This repository contains the three environments introduced in 'Physically Embedded Planning Problems: New Challenges for Reinforcement Learning'
If you use this package, please cite our accompanying tech report:
@misc{mirza2020physically,
title={Physically Embedded Planning Problems: New Challenges for Reinforcement Learning},
author={Mehdi Mirza and Andrew Jaegle and Jonathan J. Hunt and Arthur Guez and Saran Tunyasuvunakool and Alistair Muldal and Théophane Weber and Peter Karkus and Sébastien Racanière and Lars Buesing and Timothy Lillicrap and Nicolas Heess},
year={2020},
eprint={2009.05524},
archivePrefix={arXiv},
primaryClass={cs.AI}
}
This repository is divided into 'mujoban' and 'board_games' folders. Both of them are built on top of dm_control which requires MuJoCo. Please follow these instructions to install MuJoCo. Other dependencies can be installed by:
pip3 install -r requirements.txt
The game logic is based on open_spiel. Please install as instructed here. gnugo is required to play the game of Go against a non-random opponent. gnugo can be installed in Ubuntu by:
apt install gnugo
Board game scripts expect gnugo binary to be at: /usr/games/gnugo
. Users can
change this path inside board_games/go_logic.py
This library has only been tested on Ubuntu.

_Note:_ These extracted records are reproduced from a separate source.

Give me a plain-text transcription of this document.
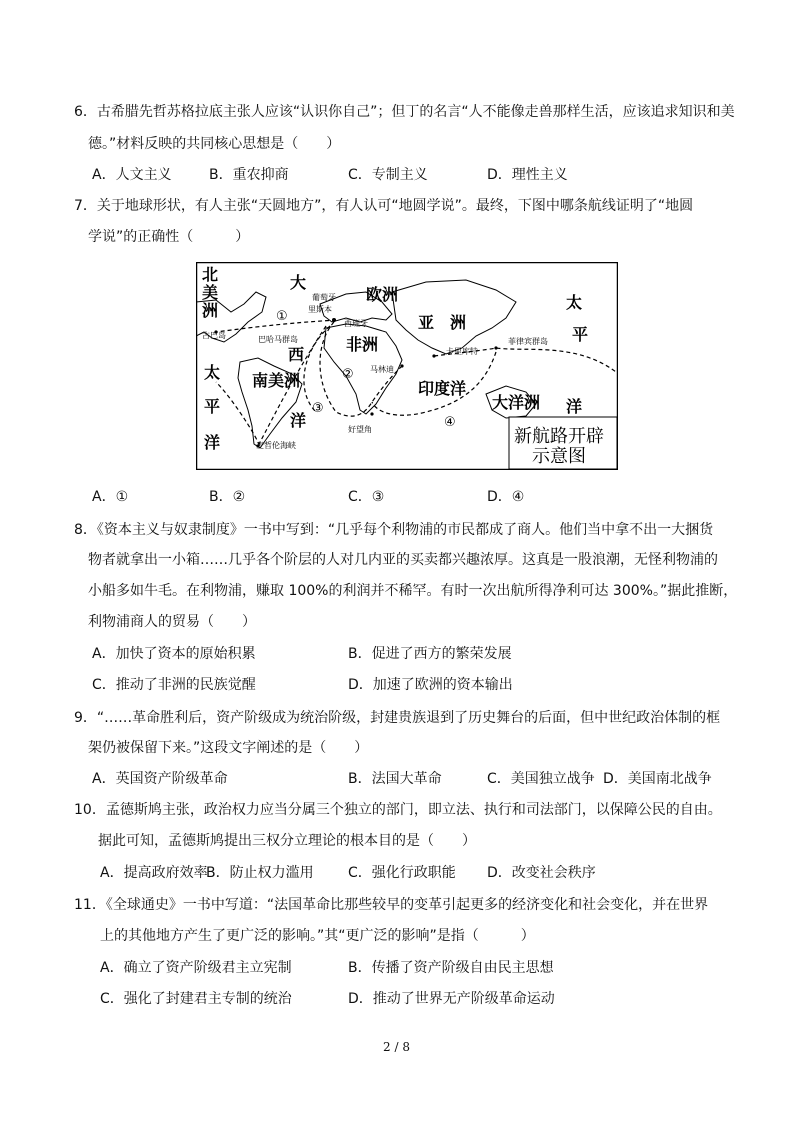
6．古希腊先哲苏格拉底主张人应该“认识你自己”；但丁的名言“人不能像走兽那样生活，应该追求知识和美
德。”材料反映的共同核心思想是（　　）
A．人文主义	B．重农抑商	C．专制主义	D．理性主义
7．关于地球形状，有人主张“天圆地方”，有人认可“地圆学说”。最终，下图中哪条航线证明了“地圆
学说”的正确性（　　　）
北
美
洲
大
西
洋
欧洲
亚　洲
非洲
南美洲	印度洋
大洋洲
太
平
洋
太
平
洋
葡萄牙
里斯本
西班牙
古巴岛	巴哈马群岛
卡里库特
菲律宾群岛
马林迪
好望角
麦哲伦海峡
①
②
③
④
新航路开辟
示意图
A．①	B．②	C．③	D．④
8．《资本主义与奴隶制度》一书中写到：“几乎每个利物浦的市民都成了商人。他们当中拿不出一大捆货
物者就拿出一小箱……几乎各个阶层的人对几内亚的买卖都兴趣浓厚。这真是一股浪潮，无怪利物浦的
小船多如牛毛。在利物浦，赚取 100%的利润并不稀罕。有时一次出航所得净利可达 300%。”据此推断，
利物浦商人的贸易（　　）
A．加快了资本的原始积累	B．促进了西方的繁荣发展
C．推动了非洲的民族觉醒	D．加速了欧洲的资本输出
9．“……革命胜利后，资产阶级成为统治阶级，封建贵族退到了历史舞台的后面，但中世纪政治体制的框
架仍被保留下来。”这段文字阐述的是（　　）
A．英国资产阶级革命	B．法国大革命	C．美国独立战争 D．美国南北战争
10．孟德斯鸠主张，政治权力应当分属三个独立的部门，即立法、执行和司法部门，以保障公民的自由。
据此可知，孟德斯鸠提出三权分立理论的根本目的是（　　）
A．提高政府效率
B．防止权力滥用 C．强化行政职能 D．改变社会秩序
11．《全球通史》一书中写道：“法国革命比那些较早的变革引起更多的经济变化和社会变化，并在世界
上的其他地方产生了更广泛的影响。”其“更广泛的影响”是指（　　　）
A．确立了资产阶级君主立宪制	B．传播了资产阶级自由民主思想
C．强化了封建君主专制的统治	D．推动了世界无产阶级革命运动
2 / 8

The code snippets below show examples of instantiating each of the environments.
from dm_control import composer
from dm_control.locomotion import walkers
from physics_planning_games.mujoban.mujoban import Mujoban
from physics_planning_games.mujoban.mujoban_level import MujobanLevel
from physics_planning_games.mujoban.boxoban import boxoban_level_generator
walker = walkers.JumpingBallWithHead(add_ears=True, camera_height=0.25)
maze = MujobanLevel(boxoban_level_generator)
task = Mujoban(walker=walker,
maze=maze,
control_timestep=0.1,
top_camera_height=96,
top_camera_width=96)
env = composer.Environment(time_limit=1000, task=task)
from physics_planning_games import board_games
environment_name = 'go_7x7'
env = board_games.load(environment_name=environment_name)
The returned environments are of type of dm_env.Environment
and can be stepped
through as shown here with random actions:
import numpy as np
timestep = env.reset()
action_spec = env.action_spec()
while True:
action = np.stack([
np.random.uniform(low=minimum, high=maximum)
for minimum, maximum in zip(action_spec.minimum, action_spec.maximum)
])
timestep = env.step(action)
For visualization of the environments explore.py
loads them using the viewer
from dm_control.
For more details please refer to the tech report, dm_control and dm_env.